I remember back when I was pregnant with Ali there were so many people telling me how having *two* little ones completely changes everything. I kept thinking that I used to be a teacher and it wouldn’t phase me (how could it?) because I’m used to have over twenty kids in the same room.
Well, I was wrong. Two little ones, especially under the age of 2 at the same time is a lot of work — worth it and wonderful — but a lot of work! As they’ve grown, it has become much easier and they’ve become more independent. Slowly, I’ve come to realize a few different things that I need in order to be the best mom that I can be (read: stay sane).
Here’s my list of how to stay sane when you have two (or more) little ones:
1. Find a routine... for you.
One of the best changes I’ve made was to created a routine... for me. I started using the “bedtime” app on my telephone to remind me when it’s “time to go to bed.” Do I always go to bed at this time? No. But it reminds me that it’s getting late and it’s not a bad idea to at least start thinking about it. In the morning, it wakes you at the same time each day. For me, its just before 7am and leaves me enough time for a shower or a cup of coffee before starting the day with the kids.
2. Be active every day.
The definition of active changes drastically when you have two or more little ones in the house. Suddenly, getting breakfast for your children and yourself, getting everyone dressed, and out the door for the day becomes an athletic event. Anything above and beyond the typical daily activities keeps the endorphins flowing and helps keep you healthy. Whether it’s just long walk with the kids in the stroller before the park or a hard workout at the gym before the day starts, both are great ways to keep you active every day.
3. More importantly, be nice to yourself.

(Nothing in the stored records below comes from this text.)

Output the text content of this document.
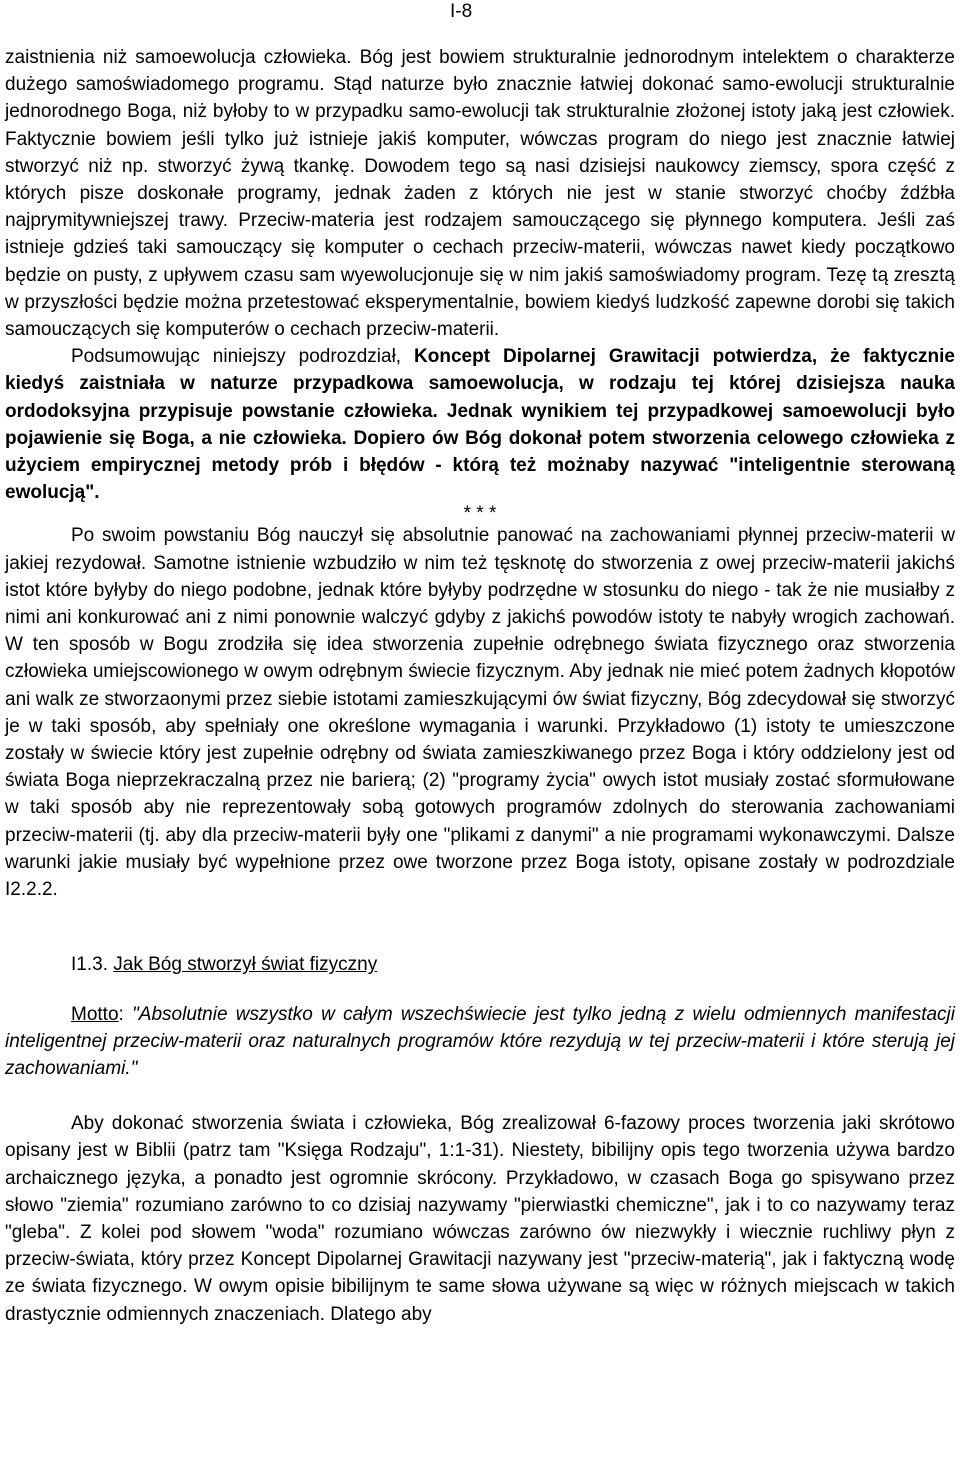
I-8

zaistnienia niż samoewolucja człowieka. Bóg jest bowiem strukturalnie jednorodnym intelektem o charakterze dużego samoświadomego programu. Stąd naturze było znacznie łatwiej dokonać samo-ewolucji strukturalnie jednorodnego Boga, niż byłoby to w przypadku samo-ewolucji tak strukturalnie złożonej istoty jaką jest człowiek. Faktycznie bowiem jeśli tylko już istnieje jakiś komputer, wówczas program do niego jest znacznie łatwiej stworzyć niż np. stworzyć żywą tkankę. Dowodem tego są nasi dzisiejsi naukowcy ziemscy, spora część z których pisze doskonałe programy, jednak żaden z których nie jest w stanie stworzyć choćby źdźbła najprymitywniejszej trawy. Przeciw-materia jest rodzajem samouczącego się płynnego komputera. Jeśli zaś istnieje gdzieś taki samouczący się komputer o cechach przeciw-materii, wówczas nawet kiedy początkowo będzie on pusty, z upływem czasu sam wyewolucjonuje się w nim jakiś samoświadomy program. Tezę tą zresztą w przyszłości będzie można przetestować eksperymentalnie, bowiem kiedyś ludzkość zapewne dorobi się takich samouczących się komputerów o cechach przeciw-materii.

Podsumowując niniejszy podrozdział, Koncept Dipolarnej Grawitacji potwierdza, że faktycznie kiedyś zaistniała w naturze przypadkowa samoewolucja, w rodzaju tej której dzisiejsza nauka ordodoksyjna przypisuje powstanie człowieka. Jednak wynikiem tej przypadkowej samoewolucji było pojawienie się Boga, a nie człowieka. Dopiero ów Bóg dokonał potem stworzenia celowego człowieka z użyciem empirycznej metody prób i błędów - którą też możnaby nazywać "inteligentnie sterowaną ewolucją".

* * *

Po swoim powstaniu Bóg nauczył się absolutnie panować na zachowaniami płynnej przeciw-materii w jakiej rezydował. Samotne istnienie wzbudziło w nim też tęsknotę do stworzenia z owej przeciw-materii jakichś istot które byłyby do niego podobne, jednak które byłyby podrzędne w stosunku do niego - tak że nie musiałby z nimi ani konkurować ani z nimi ponownie walczyć gdyby z jakichś powodów istoty te nabyły wrogich zachowań. W ten sposób w Bogu zrodziła się idea stworzenia zupełnie odrębnego świata fizycznego oraz stworzenia człowieka umiejscowionego w owym odrębnym świecie fizycznym. Aby jednak nie mieć potem żadnych kłopotów ani walk ze stworzaonymi przez siebie istotami zamieszkującymi ów świat fizyczny, Bóg zdecydował się stworzyć je w taki sposób, aby spełniały one określone wymagania i warunki. Przykładowo (1) istoty te umieszczone zostały w świecie który jest zupełnie odrębny od świata zamieszkiwanego przez Boga i który oddzielony jest od świata Boga nieprzekraczalną przez nie barierą; (2) "programy życia" owych istot musiały zostać sformułowane w taki sposób aby nie reprezentowały sobą gotowych programów zdolnych do sterowania zachowaniami przeciw-materii (tj. aby dla przeciw-materii były one "plikami z danymi" a nie programami wykonawczymi. Dalsze warunki jakie musiały być wypełnione przez owe tworzone przez Boga istoty, opisane zostały w podrozdziale I2.2.2.

I1.3. Jak Bóg stworzył świat fizyczny

Motto: "Absolutnie wszystko w całym wszechświecie jest tylko jedną z wielu odmiennych manifestacji inteligentnej przeciw-materii oraz naturalnych programów które rezydują w tej przeciw-materii i które sterują jej zachowaniami."

Aby dokonać stworzenia świata i człowieka, Bóg zrealizował 6-fazowy proces tworzenia jaki skrótowo opisany jest w Biblii (patrz tam "Księga Rodzaju", 1:1-31). Niestety, bibilijny opis tego tworzenia używa bardzo archaicznego języka, a ponadto jest ogromnie skrócony. Przykładowo, w czasach Boga go spisywano przez słowo "ziemia" rozumiano zarówno to co dzisiaj nazywamy "pierwiastki chemiczne", jak i to co nazywamy teraz "gleba". Z kolei pod słowem "woda" rozumiano wówczas zarówno ów niezwykły i wiecznie ruchliwy płyn z przeciw-świata, który przez Koncept Dipolarnej Grawitacji nazywany jest "przeciw-materią", jak i faktyczną wodę ze świata fizycznego. W owym opisie bibilijnym te same słowa używane są więc w różnych miejscach w takich drastycznie odmiennych znaczeniach. Dlatego aby
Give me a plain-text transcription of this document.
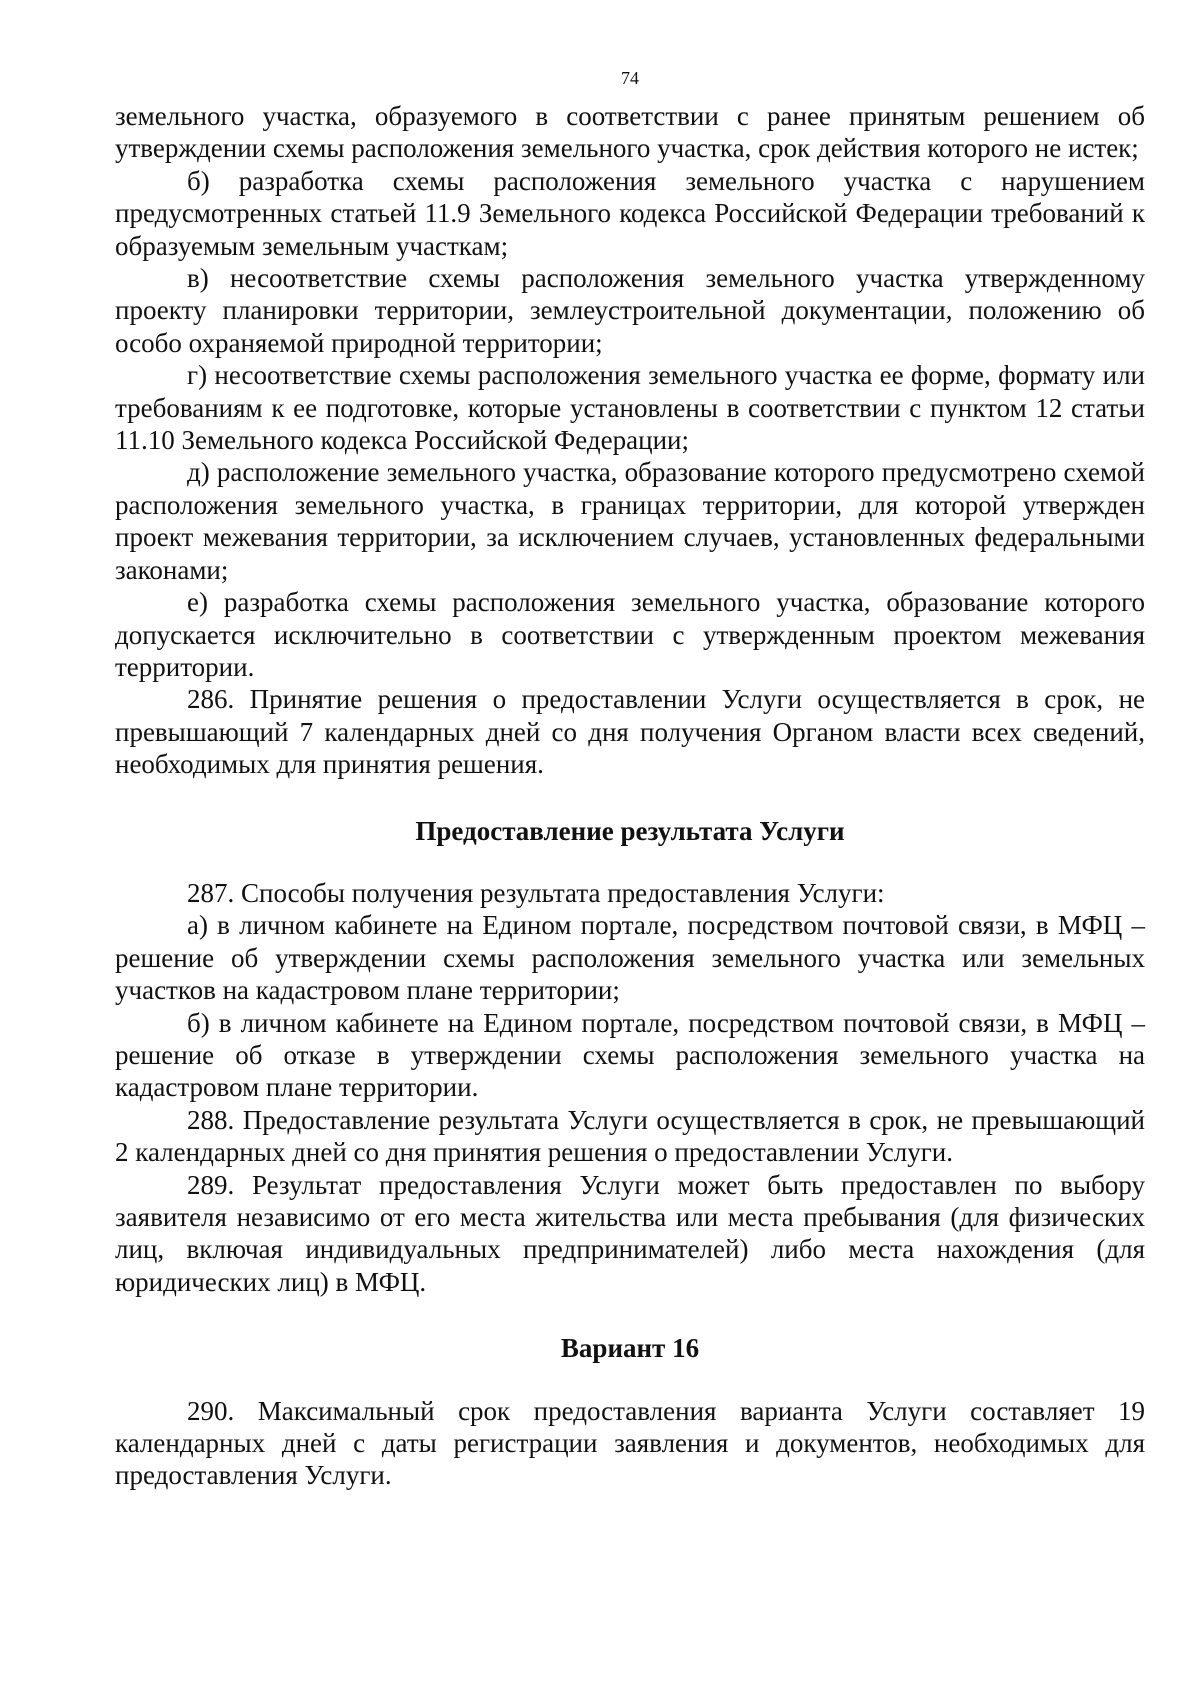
74

земельного участка, образуемого в соответствии с ранее принятым решением об утверждении схемы расположения земельного участка, срок действия которого не истек;

б) разработка схемы расположения земельного участка с нарушением предусмотренных статьей 11.9 Земельного кодекса Российской Федерации требований к образуемым земельным участкам;

в) несоответствие схемы расположения земельного участка утвержденному проекту планировки территории, землеустроительной документации, положению об особо охраняемой природной территории;

г) несоответствие схемы расположения земельного участка ее форме, формату или требованиям к ее подготовке, которые установлены в соответствии с пунктом 12 статьи 11.10 Земельного кодекса Российской Федерации;

д) расположение земельного участка, образование которого предусмотрено схемой расположения земельного участка, в границах территории, для которой утвержден проект межевания территории, за исключением случаев, установленных федеральными законами;

е) разработка схемы расположения земельного участка, образование которого допускается исключительно в соответствии с утвержденным проектом межевания территории.

286. Принятие решения о предоставлении Услуги осуществляется в срок, не превышающий 7 календарных дней со дня получения Органом власти всех сведений, необходимых для принятия решения.

Предоставление результата Услуги

287. Способы получения результата предоставления Услуги:

а) в личном кабинете на Едином портале, посредством почтовой связи, в МФЦ – решение об утверждении схемы расположения земельного участка или земельных участков на кадастровом плане территории;

б) в личном кабинете на Едином портале, посредством почтовой связи, в МФЦ – решение об отказе в утверждении схемы расположения земельного участка на кадастровом плане территории.

288. Предоставление результата Услуги осуществляется в срок, не превышающий 2 календарных дней со дня принятия решения о предоставлении Услуги.

289. Результат предоставления Услуги может быть предоставлен по выбору заявителя независимо от его места жительства или места пребывания (для физических лиц, включая индивидуальных предпринимателей) либо места нахождения (для юридических лиц) в МФЦ.

Вариант 16

290. Максимальный срок предоставления варианта Услуги составляет 19 календарных дней с даты регистрации заявления и документов, необходимых для предоставления Услуги.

There are days (weeks?) that the laundry just doesn’t get done or house isn’t going to look how you want. Andrew always jokes that pre-marriage and children he always knew where his things were... Now? Not so much. ;) When you don’t meet the standard, don’t give yourself a hard time. Set a goal for tomorrow (keep it attainable) and take a moment to think about all you did do today – you did keep yourself and all your minions alive and well... and that’s a pretty big feat in and of itself!
4. And be nice to your spouse.
One of the worst traps you can fall into is playing the blame game. With a little more stress in the house, it’s easy to blame the only other person who can contribute. Remember: you two are on the same team.
5. Have a stash of rainy day activities.
Before Ali was born I went to Michaels and bought the store out. Ha – not really.... But I did stock up on a whole bunch of rainy day activities and then we stashed them in the drawer. We’re still pulling out new games or activities a year and a half later. It’s a life saver when you need a time filler, when you’re helping the littler one, or when you just need a moment to sit down before continuing on with the day.
6. Find a great sitter or mother’s helper.
We were blessed to find the best nanny that comes to help us once a week. It gives me a moment to work – but more importantly it gives me a moment to think about something other than being mom. Whether or not you work, taking a moment away from the kids ultimately makes you want to be back with your kids. Funny how that works, right?
We also have two neighborhood girls that are our Mother’s Helpers. They come over and play with the girls while I’m in the house getting a few things done. It saves me from having to rely on television just to do the laundry or pick up the house.
7. Make time to pray.
Or meditate or whatever it is that you do to recognize that we couldn’t possibly be the biggest, most important things in this universe. Sibling are so much fun. I’m writing this right now because my two are playing with each other in the other room. It’s a lot of work. It’s stressful. But let’s be real... there really is nothing better.